Many of us use a cell phone more now than ever, and they certainly have their benefits. However, plenty of people have pointed out the flaws of our plugged in world, such as losing our social skills, suffering from depersonalization, getting lazier, and even losing sleep.
Technology can serve as a wonderful tool to help us stay connected and learn new information. But that convenience comes with a price, and when it comes to our health, how much are we truly willing to sacrifice? Did you know that using your smartphone before bed can not only disrupt sleep? In fact, it can even make you feel hungover the following day?!
Here’s what happens to your body when you’re on your cell phone before bed:
According to a new study from Michigan State University, people who stayed up after 9PM finishing up work felt notably more tired and less productive the next day compared to those who didn’t get on their cell phone at night, the Telegraph reports.
“Smartphones are almost perfectly designed to disrupt sleep,” Russell Johnson, MSU assistant professor of management, told the Telegraph. “Because they keep us mentally engaged late into the evening, they make it hard to detach from work so we can relax and fall asleep.”
While this study only focused on those who stayed on their phones to do work, it can easily apply to people doing other activities on their phones, such as playing games, checking emails and scrolling through social media accounts.
The study also stressed that the “blue light” emitted from smartphones disrupts the body’s production of melatonin, a chemical that helps induce sleep. Countless studies have shown that the bright lights emitted from phones and computers can delay sleep for hours past your bedtime.

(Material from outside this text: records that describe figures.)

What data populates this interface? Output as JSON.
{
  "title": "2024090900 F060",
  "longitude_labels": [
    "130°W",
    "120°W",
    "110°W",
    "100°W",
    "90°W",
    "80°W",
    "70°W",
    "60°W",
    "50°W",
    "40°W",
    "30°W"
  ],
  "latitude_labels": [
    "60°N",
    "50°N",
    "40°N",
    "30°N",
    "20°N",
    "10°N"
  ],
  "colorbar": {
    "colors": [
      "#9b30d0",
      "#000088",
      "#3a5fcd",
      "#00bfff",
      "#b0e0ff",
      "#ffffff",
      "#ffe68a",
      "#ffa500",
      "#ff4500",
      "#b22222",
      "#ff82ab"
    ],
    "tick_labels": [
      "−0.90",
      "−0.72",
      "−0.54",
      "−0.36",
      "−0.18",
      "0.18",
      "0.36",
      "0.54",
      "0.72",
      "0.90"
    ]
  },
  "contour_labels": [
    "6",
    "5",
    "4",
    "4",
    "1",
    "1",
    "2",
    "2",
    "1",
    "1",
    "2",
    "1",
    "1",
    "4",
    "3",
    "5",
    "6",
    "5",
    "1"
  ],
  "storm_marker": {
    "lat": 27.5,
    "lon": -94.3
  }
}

The bright blue lights from tablets, phones and computers basically tell our brains that we need to stay awake, not go to sleep. Artificial light can severely inhibit your body’s ability to produce melatonin, and research even found a link between disruptions to the circadian rhythm and a higher risk of cancer. We need darkness in order to produce melatonin, so especially at night, staying off electronics is vitally important.
Natural darkness helps to protect the body from damage, and keeps your sleep patterns intact. The suppression of melatonin also links to immune system deficiencies, type 2 diabetes, metabolic syndrome, obesity and heart disease.